In mid-September Mrs Simon Killigrew and her two children left for Somerset, but Uncle Simon still stayed on. A few days after his family left he rode out with my father on one of my father’s expeditions, and they took Belemus with them. The other children were to spend the afternoon by the swan pool, but I had a slight fever and had been leeched and told to stay in my bed. I knew no one would seek me until supper-time.
I left the house by way of the bakery, the walled garden, and the stables, which lay between the main house and the approach. From there I followed the deep rutted track past our own windmill to a part of the palisade where a broken wall gave me a foot up and over.

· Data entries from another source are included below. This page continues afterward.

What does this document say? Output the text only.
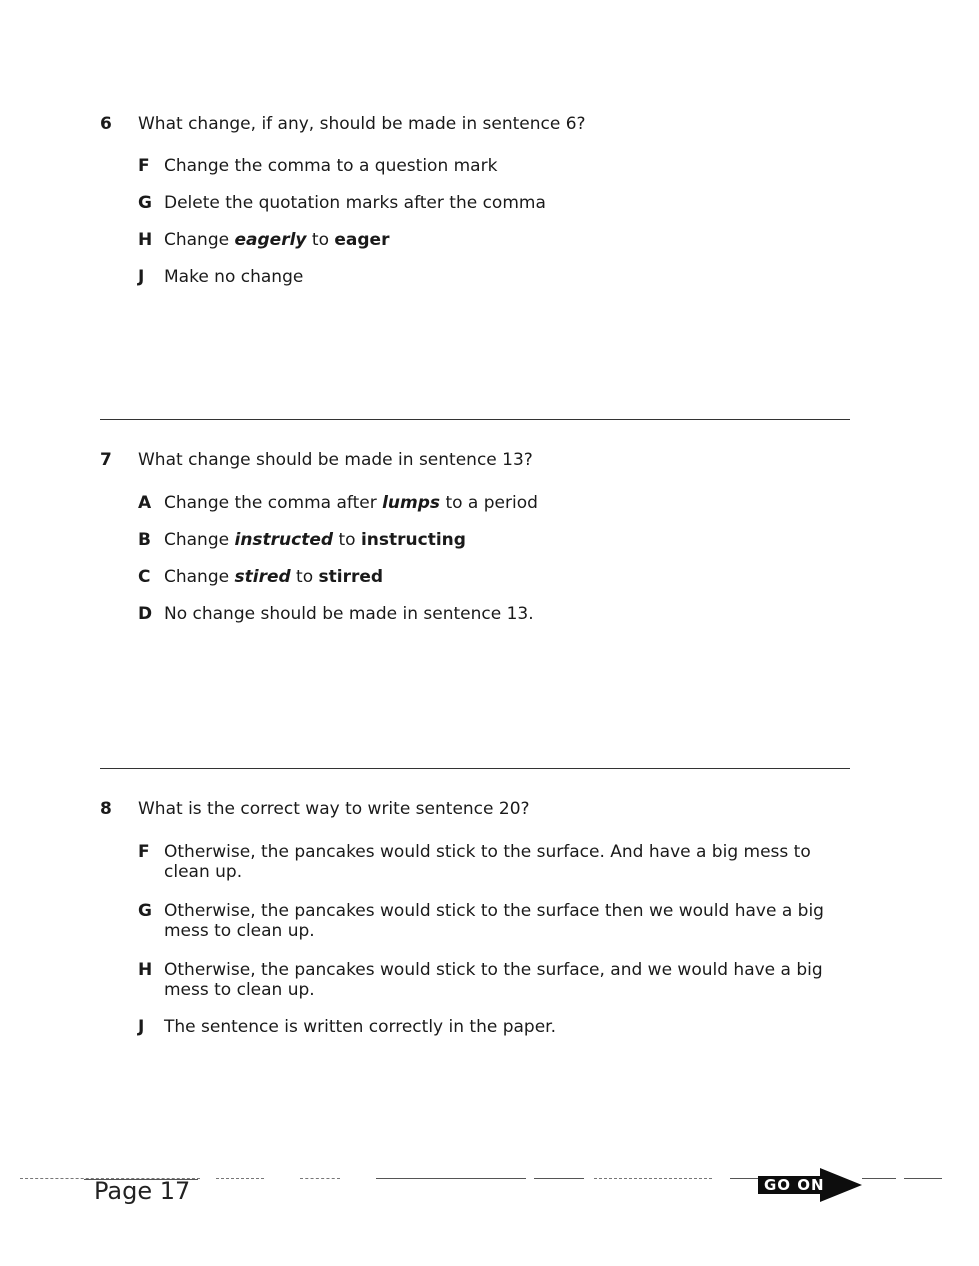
6	What change, if any, should be made in sentence 6?
F Change the comma to a question mark
G Delete the quotation marks after the comma
H Change eagerly to eager
J	Make no change
7	What change should be made in sentence 13?
A Change the comma after lumps to a period
B Change instructed to instructing
C Change stired to stirred
D No change should be made in sentence 13.
8	What is the correct way to write sentence 20?
F Otherwise, the pancakes would stick to the surface. And have a big mess to clean up.
G Otherwise, the pancakes would stick to the surface then we would have a big mess to clean up.
H Otherwise, the pancakes would stick to the surface, and we would have a big mess to clean up.
J	The sentence is written correctly in the paper.
Page 17	GO ON
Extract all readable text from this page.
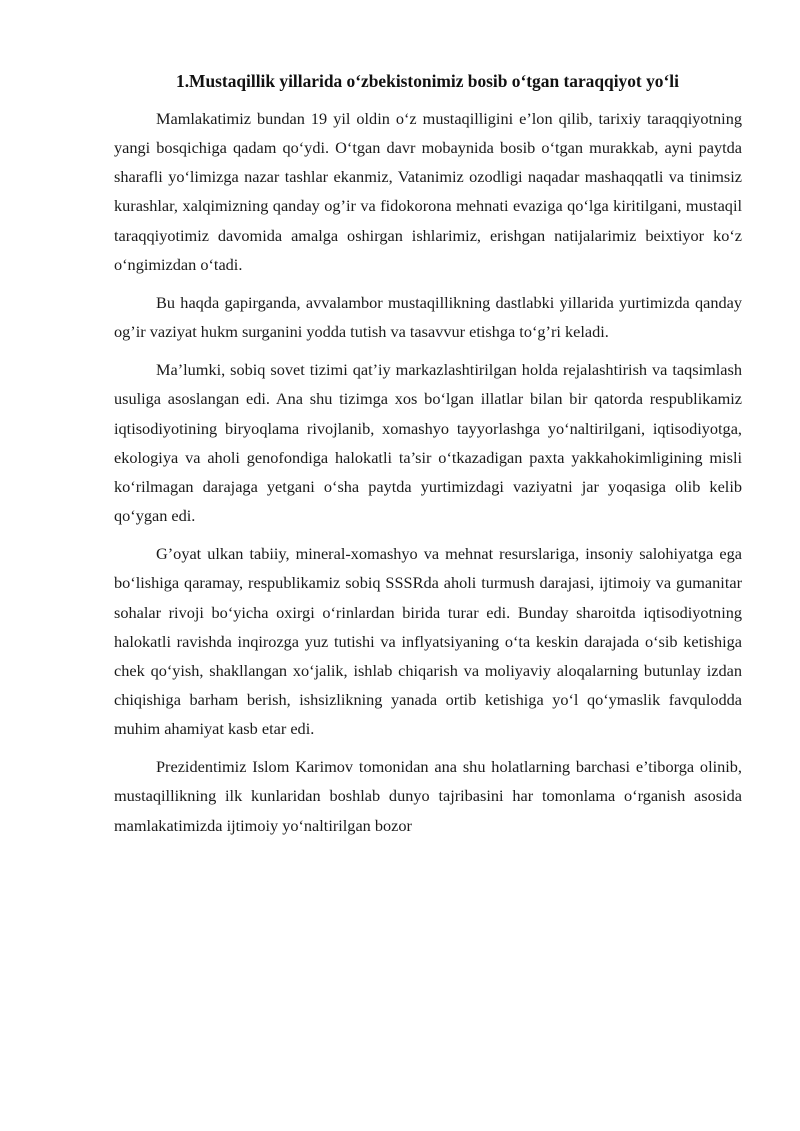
1.Mustaqillik yillarida o‘zbekistonimiz bosib o‘tgan taraqqiyot yo‘li

Mamlakatimiz bundan 19 yil oldin o‘z mustaqilligini e’lon qilib, tarixiy taraqqiyotning yangi bosqichiga qadam qo‘ydi. O‘tgan davr mobaynida bosib o‘tgan murakkab, ayni paytda sharafli yo‘limizga nazar tashlar ekanmiz, Vatanimiz ozodligi naqadar mashaqqatli va tinimsiz kurashlar, xalqimizning qanday og’ir va fidokorona mehnati evaziga qo‘lga kiritilgani, mustaqil taraqqiyotimiz davomida amalga oshirgan ishlarimiz, erishgan natijalarimiz beixtiyor ko‘z o‘ngimizdan o‘tadi.

Bu haqda gapirganda, avvalambor mustaqillikning dastlabki yillarida yurtimizda qanday og’ir vaziyat hukm surganini yodda tutish va tasavvur etishga to‘g’ri keladi.

Ma’lumki, sobiq sovet tizimi qat’iy markazlashtirilgan holda rejalashtirish va taqsimlash usuliga asoslangan edi. Ana shu tizimga xos bo‘lgan illatlar bilan bir qatorda respublikamiz iqtisodiyotining biryoqlama rivojlanib, xomashyo tayyorlashga yo‘naltirilgani, iqtisodiyotga, ekologiya va aholi genofondiga halokatli ta’sir o‘tkazadigan paxta yakkahokimligining misli ko‘rilmagan darajaga yetgani o‘sha paytda yurtimizdagi vaziyatni jar yoqasiga olib kelib qo‘ygan edi.

G’oyat ulkan tabiiy, mineral-xomashyo va mehnat resurslariga, insoniy salohiyatga ega bo‘lishiga qaramay, respublikamiz sobiq SSSRda aholi turmush darajasi, ijtimoiy va gumanitar sohalar rivoji bo‘yicha oxirgi o‘rinlardan birida turar edi. Bunday sharoitda iqtisodiyotning halokatli ravishda inqirozga yuz tutishi va inflyatsiyaning o‘ta keskin darajada o‘sib ketishiga chek qo‘yish, shakllangan xo‘jalik, ishlab chiqarish va moliyaviy aloqalarning butunlay izdan chiqishiga barham berish, ishsizlikning yanada ortib ketishiga yo‘l qo‘ymaslik favqulodda muhim ahamiyat kasb etar edi.

Prezidentimiz Islom Karimov tomonidan ana shu holatlarning barchasi e’tiborga olinib, mustaqillikning ilk kunlaridan boshlab dunyo tajribasini har tomonlama o‘rganish asosida mamlakatimizda ijtimoiy yo‘naltirilgan bozor
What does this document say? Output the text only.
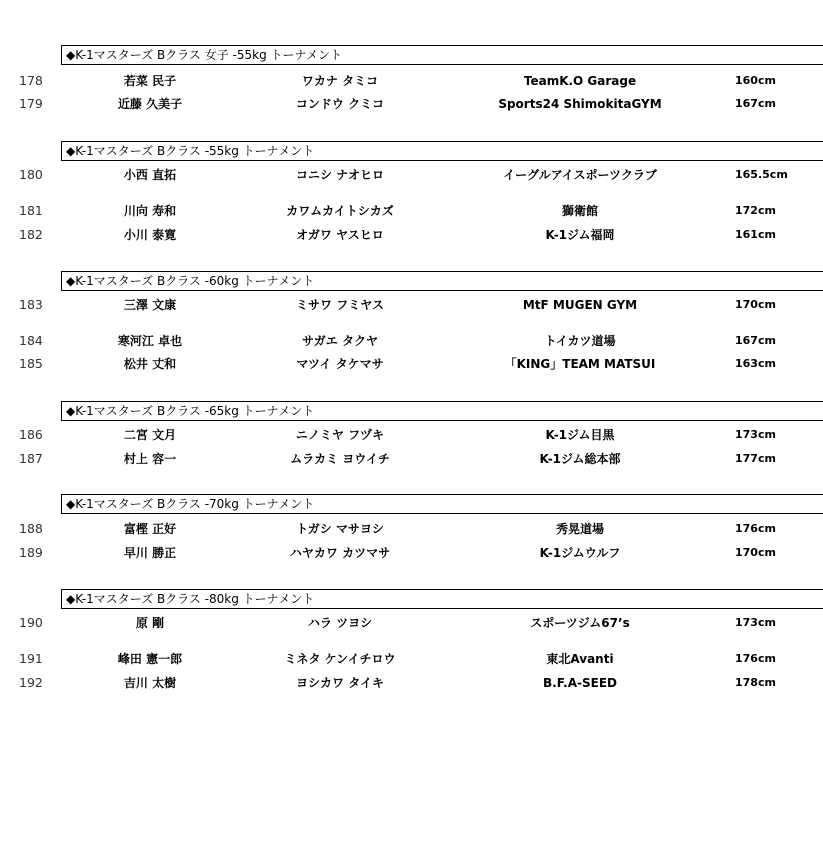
◆K-1マスターズ Bクラス 女子 -55kg トーナメント
178	若菜 民子	ワカナ タミコ	TeamK.O Garage	160cm
179	近藤 久美子	コンドウ クミコ	Sports24 ShimokitaGYM	167cm
◆K-1マスターズ Bクラス -55kg トーナメント
180	小西 直拓	コニシ ナオヒロ	イーグルアイスポーツクラブ	165.5cm
181	川向 寿和	カワムカイトシカズ	獅衛館	172cm
182	小川 泰寛	オガワ ヤスヒロ	K-1ジム福岡	161cm
◆K-1マスターズ Bクラス -60kg トーナメント
183	三澤 文康	ミサワ フミヤス	MtF MUGEN GYM	170cm
184	寒河江 卓也	サガエ タクヤ	トイカツ道場	167cm
185	松井 丈和	マツイ タケマサ	「KING」TEAM MATSUI	163cm
◆K-1マスターズ Bクラス -65kg トーナメント
186	二宮 文月	ニノミヤ フヅキ	K-1ジム目黒	173cm
187	村上 容一	ムラカミ ヨウイチ	K-1ジム総本部	177cm
◆K-1マスターズ Bクラス -70kg トーナメント
188	富樫 正好	トガシ マサヨシ	秀晃道場	176cm
189	早川 勝正	ハヤカワ カツマサ	K-1ジムウルフ	170cm
◆K-1マスターズ Bクラス -80kg トーナメント
190	原 剛	ハラ ツヨシ	スポーツジム67’s	173cm
191	峰田 憲一郎	ミネタ ケンイチロウ	東北Avanti	176cm
192	吉川 太樹	ヨシカワ タイキ	B.F.A-SEED	178cm
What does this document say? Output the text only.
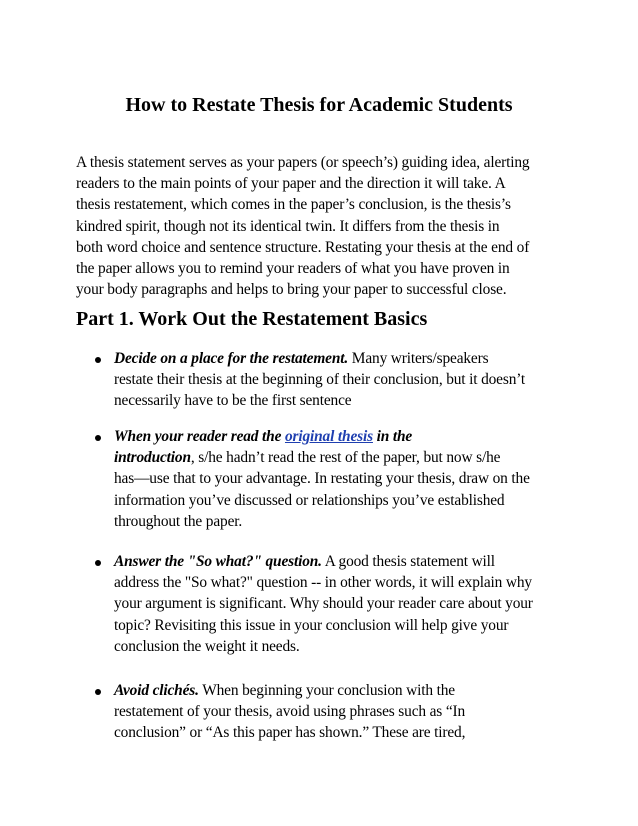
How to Restate Thesis for Academic Students

A thesis statement serves as your papers (or speech’s) guiding idea, alerting
readers to the main points of your paper and the direction it will take. A
thesis restatement, which comes in the paper’s conclusion, is the thesis’s
kindred spirit, though not its identical twin. It differs from the thesis in
both word choice and sentence structure. Restating your thesis at the end of
the paper allows you to remind your readers of what you have proven in
your body paragraphs and helps to bring your paper to successful close.

Part 1. Work Out the Restatement Basics
Decide on a place for the restatement. Many writers/speakers
restate their thesis at the beginning of their conclusion, but it doesn’t
necessarily have to be the first sentence
When your reader read the original thesis in the
introduction, s/he hadn’t read the rest of the paper, but now s/he
has—use that to your advantage. In restating your thesis, draw on the
information you’ve discussed or relationships you’ve established
throughout the paper.
Answer the "So what?" question. A good thesis statement will
address the "So what?" question -- in other words, it will explain why
your argument is significant. Why should your reader care about your
topic? Revisiting this issue in your conclusion will help give your
conclusion the weight it needs.
Avoid clichés. When beginning your conclusion with the
restatement of your thesis, avoid using phrases such as “In
conclusion” or “As this paper has shown.” These are tired,
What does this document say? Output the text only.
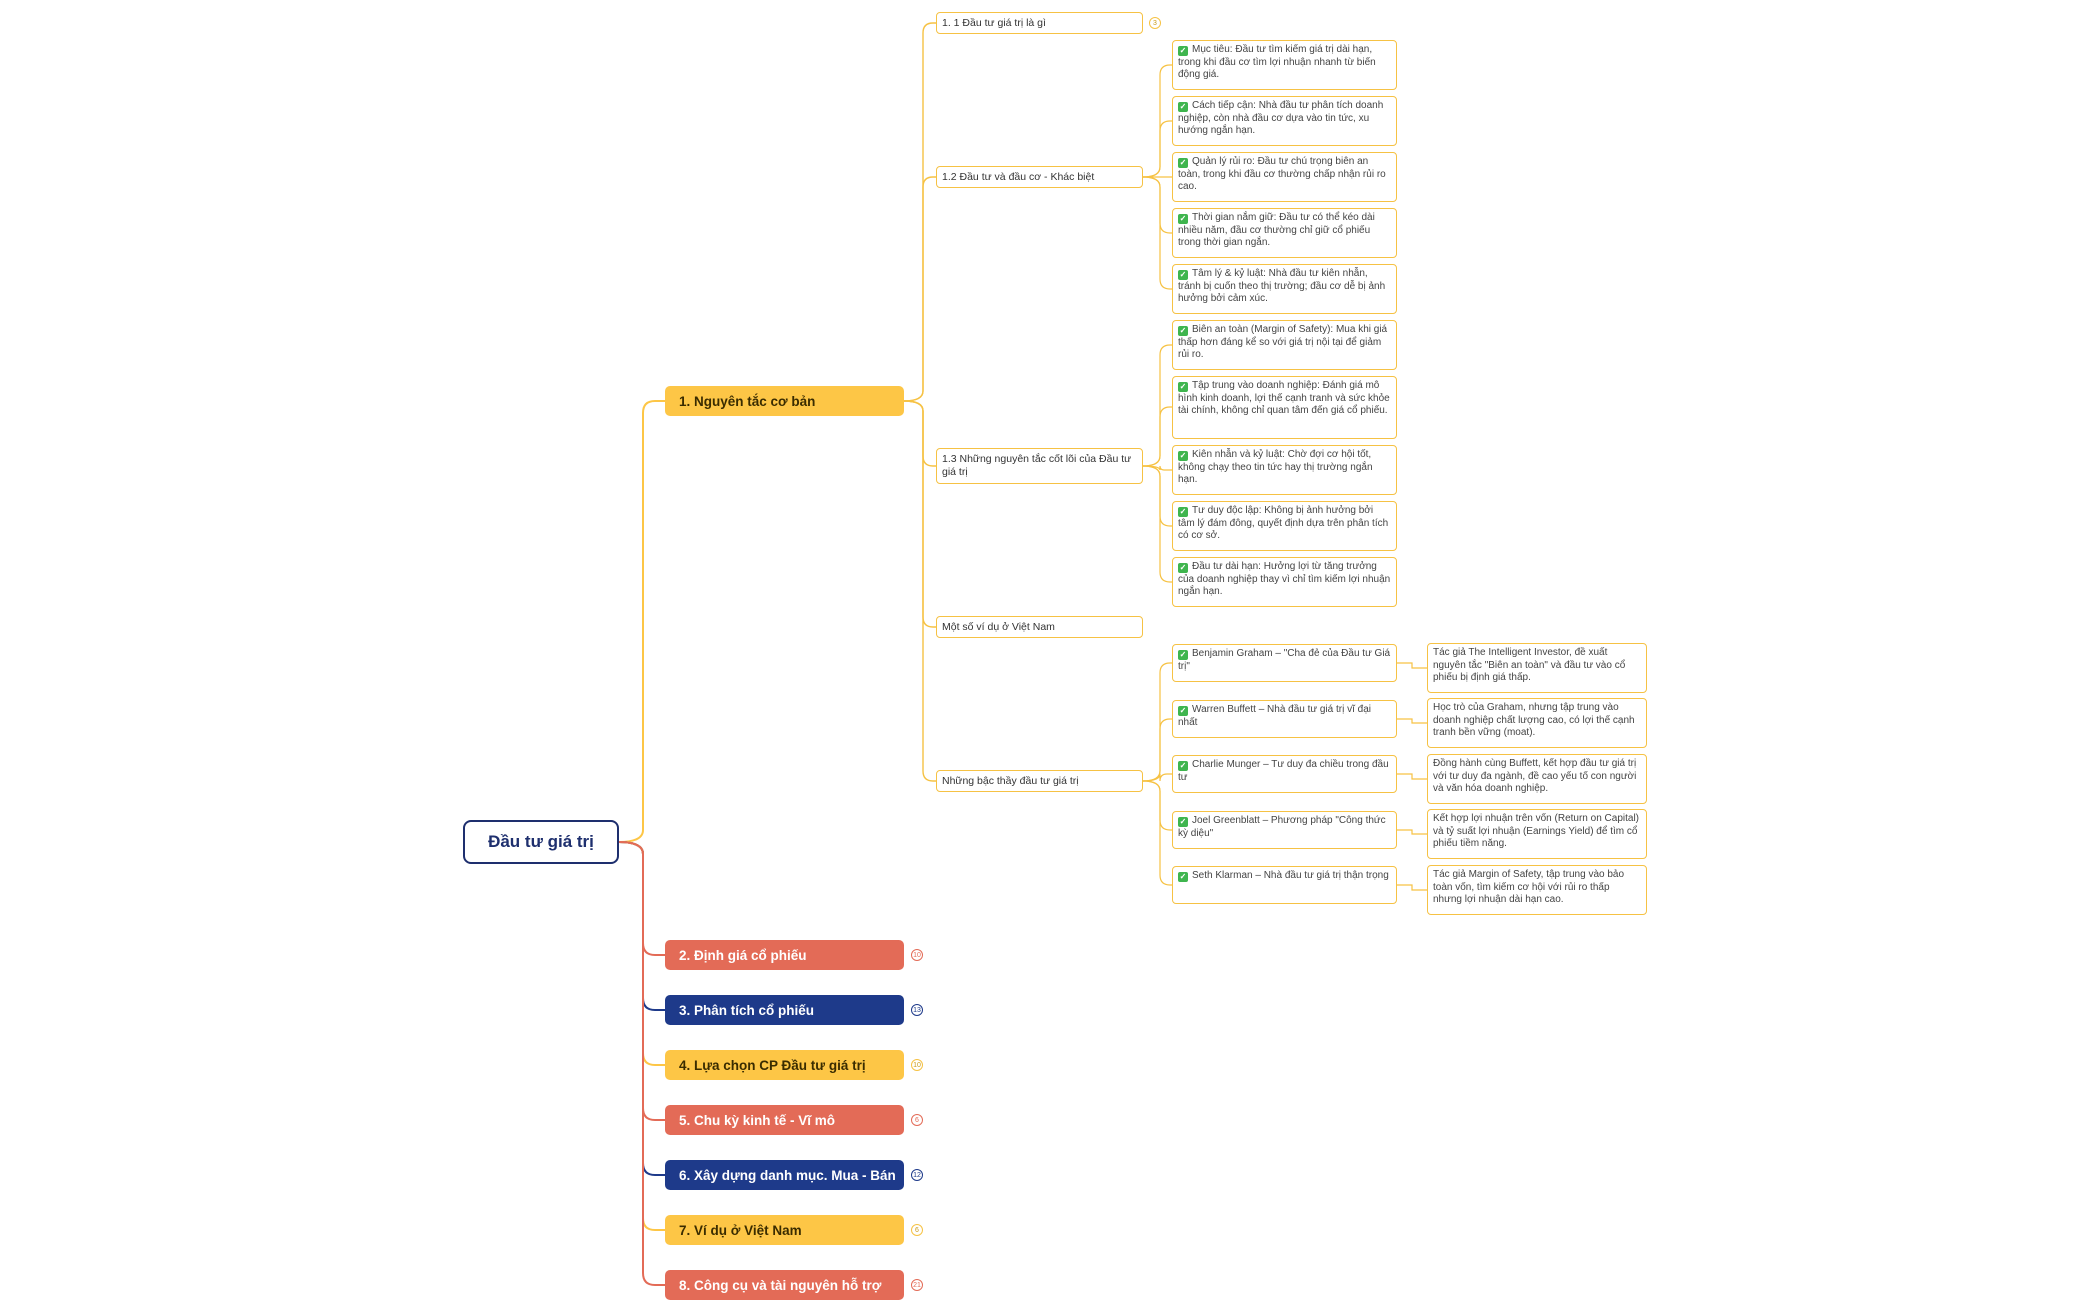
Đầu tư giá trị
1. Nguyên tắc cơ bản
2. Định giá cổ phiếu
3. Phân tích cổ phiếu
4. Lựa chọn CP Đầu tư giá trị
5. Chu kỳ kinh tế - Vĩ mô
6. Xây dựng danh mục. Mua - Bán
7. Ví dụ ở Việt Nam
8. Công cụ và tài nguyên hỗ trợ
10
13
10
6
12
6
21
1. 1 Đầu tư giá trị là gì	3
1.2 Đầu tư và đầu cơ - Khác biệt
1.3 Những nguyên tắc cốt lõi của Đầu tư giá trị
Một số ví dụ ở Việt Nam
Những bậc thầy đầu tư giá trị
✓ Mục tiêu: Đầu tư tìm kiếm giá trị dài hạn, trong khi đầu cơ tìm lợi nhuận nhanh từ biến động giá.
✓ Cách tiếp cận: Nhà đầu tư phân tích doanh nghiệp, còn nhà đầu cơ dựa vào tin tức, xu hướng ngắn hạn.
✓ Quản lý rủi ro: Đầu tư chú trọng biên an toàn, trong khi đầu cơ thường chấp nhận rủi ro cao.
✓ Thời gian nắm giữ: Đầu tư có thể kéo dài nhiều năm, đầu cơ thường chỉ giữ cổ phiếu trong thời gian ngắn.
✓ Tâm lý & kỷ luật: Nhà đầu tư kiên nhẫn, tránh bị cuốn theo thị trường; đầu cơ dễ bị ảnh hưởng bởi cảm xúc.
✓ Biên an toàn (Margin of Safety): Mua khi giá thấp hơn đáng kể so với giá trị nội tại để giảm rủi ro.
✓ Tập trung vào doanh nghiệp: Đánh giá mô hình kinh doanh, lợi thế cạnh tranh và sức khỏe tài chính, không chỉ quan tâm đến giá cổ phiếu.
✓ Kiên nhẫn và kỷ luật: Chờ đợi cơ hội tốt, không chạy theo tin tức hay thị trường ngắn hạn.
✓ Tư duy độc lập: Không bị ảnh hưởng bởi tâm lý đám đông, quyết định dựa trên phân tích có cơ sở.
✓ Đầu tư dài hạn: Hưởng lợi từ tăng trưởng của doanh nghiệp thay vì chỉ tìm kiếm lợi nhuận ngắn hạn.
✓ Benjamin Graham – "Cha đẻ của Đầu tư Giá trị"
✓ Warren Buffett – Nhà đầu tư giá trị vĩ đại nhất
✓ Charlie Munger – Tư duy đa chiều trong đầu tư
✓ Joel Greenblatt – Phương pháp "Công thức kỳ diệu"
✓ Seth Klarman – Nhà đầu tư giá trị thận trọng
Tác giả The Intelligent Investor, đề xuất nguyên tắc "Biên an toàn" và đầu tư vào cổ phiếu bị định giá thấp.
Học trò của Graham, nhưng tập trung vào doanh nghiệp chất lượng cao, có lợi thế cạnh tranh bền vững (moat).
Đồng hành cùng Buffett, kết hợp đầu tư giá trị với tư duy đa ngành, đề cao yếu tố con người và văn hóa doanh nghiệp.
Kết hợp lợi nhuận trên vốn (Return on Capital) và tỷ suất lợi nhuận (Earnings Yield) để tìm cổ phiếu tiềm năng.
Tác giả Margin of Safety, tập trung vào bảo toàn vốn, tìm kiếm cơ hội với rủi ro thấp nhưng lợi nhuận dài hạn cao.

It was very little more than a mile to the mill over the fields and through the woods. At first I saw no one; but at Three Farthings House Paul Gwyther was ploughing a field and his son Oliver was following behind sowing the seed of winter wheat and rye. Behind Oliver were the two younger boys armed with slings and stones to keep the birds away. Oliver recognised me and waved a hand.
The woods were thick around Glasney. I skirted the edge of them up the hill. The sails of the windmill were broken, but one of the arms rocked gently in the breeze. From behind a tree I stared across the brambles. I picked a blackberry and chewed it, got a seed in my teeth and felt for it with a forefinger. A dog barked once inside the mill.
Silence fell then. In the clearing there were two grey granite millstones the size of dairy cheeses, and propped against them was a broken wheel. Thistles and docks grew among the grass, and with them shoots of barley and oats. A trampled path led to the door of the mill, which leaned on one hinge.
“Who’s there?” said a voice. “Come forward if you have business. If not, leave us be.”
Just inside the door and well within the sunshine a woman of thirty-odd, in a faded blue kirtle, was sitting cross-legged on the floor. On a stool beside her a rabbit sat eating some lettuce leaves, and there were two or three cats lying the shafts of the sun.